The morning came, and with it a warming sun. Herb turned slowly around, bathing in the light, dog-tired from a night during which he had been unable to lie down on the cold, hard ground. As the rock warmed, he found he could at last stretch out and sleep for a while, until the bare stone pressing on his aching joints woke him.
Sitting up he realized something else was wrong. His left side was red and painful to the touch. Rolling over so that it did not face the sun seemed to ease the sharp burning sensation. Herb gently touched it and a feeling of terrified wonder crept over him as he tried to figure out the cause.
Sunlight exacerbated the problem. Solar-powered nanotechs? he wondered. Maybe if he got out of the light somehow? He began to walk speculatively toward one of the deep sockets, keeping the reddened side of his body away from the light.
Like so many other people of his time, Herb had never heard of sunburn.
The sky was deep blue and cloudless, the sun harsh and yellow, the ground a checkerboard of grey stone and dark shadow. A smell of polished metal filled the air, but there was nothing else to be seen. What had happened to the VNMs? Where had they all gone? If what Robert had said was true, they would be using warp engines to jump to the other planets of the Enemy Domain. Had there been enough exotic material here for them to construct the necessary engines? There was a flicker of movement in the corner of Herb’s eye, and he turned and looked out over the pockmarked grey plain, but there was nothing there. No. He paused as he saw the flicker again. There was something out there, right at the edge of vision, something that flickered into and out of view in the distance. He watched it for some time until the sun beating down on his burning skin forced him to move on.
Herb approached the edge of one of the huge sockets sunk deep into the plain. Standing near the edge he could see a ruler-straight line running over three hundred meters in each direction. He could just about see the far wall: a grey expanse that faded into darkness as it plunged deep into the planet. Herb got onto his hands and knees and edged forward to peer down. There were holes and tunnels in the sheer walls of the socket, but they were too far down for Herb to reach. One large round opening lay about twenty meters down, just before the edge of the deep shadow cast by the lip of the socket.
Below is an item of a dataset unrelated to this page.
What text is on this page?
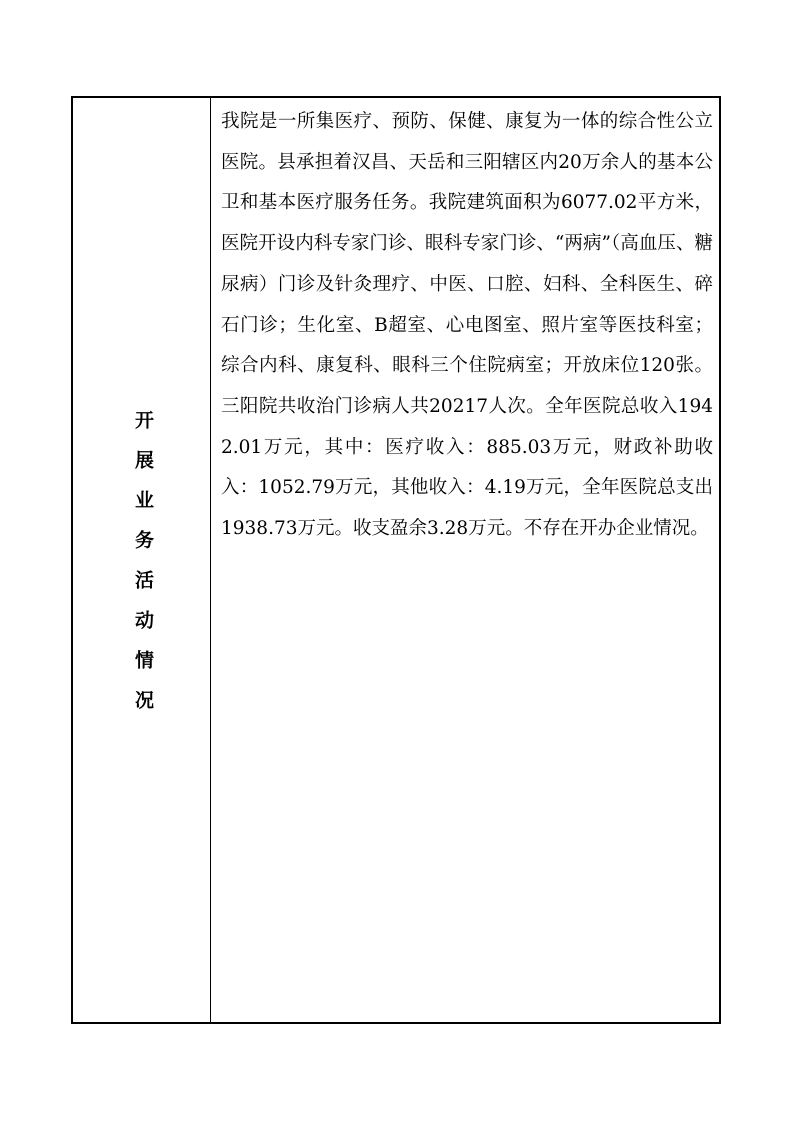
开展业务活动情况

我院是一所集医疗、预防、保健、康复为一体的综合性公立医院。县承担着汉昌、天岳和三阳辖区内20万余人的基本公卫和基本医疗服务任务。我院建筑面积为6077.02平方米，医院开设内科专家门诊、眼科专家门诊、“两病”（高血压、糖尿病）门诊及针灸理疗、中医、口腔、妇科、全科医生、碎石门诊；生化室、B超室、心电图室、照片室等医技科室；综合内科、康复科、眼科三个住院病室；开放床位120张。三阳院共收治门诊病人共20217人次。全年医院总收入1942.01万元，其中：医疗收入：885.03万元，财政补助收入：1052.79万元，其他收入：4.19万元，全年医院总支出1938.73万元。收支盈余3.28万元。不存在开办企业情况。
It looked like the remains of an underground transportation tunnel, and Herb longed to climb down there into its dark, cool depths.
He stood up, inadvertently knocking a few pieces of abraded gravel into the depths of the socket. They fell down and down and down, swallowed up by the shadow that filled the bottom of the hole.
Herb looked back to the flickering shape in the distance. It had now resolved itself into a tiny speck. Herb wasn’t sure whether or not it was heading in his direction. He didn’t care either way.
He felt so thirsty.
The sun rose to the top of the sky and began to descend again. Herb’s thirst grew. Surely Robert Johnston hadn’t brought him all this way just to leave him to die in the middle of this wilderness? The thought was ridiculous, but it did beg a second question. Why had Robert brought him along, anyway? All this way, just to press a button?
In a flash of uncharacteristic self-awareness, Herb realized he had been nothing more than baggage on this trip. When Robert had first appeared on his ship, he had claimed that he needed Herb’s help to fight the Enemy Domain. Since then, he had led him around the galaxy, using regular humiliation to keep him off balance, and all apparently to abandon him on this forgotten planet.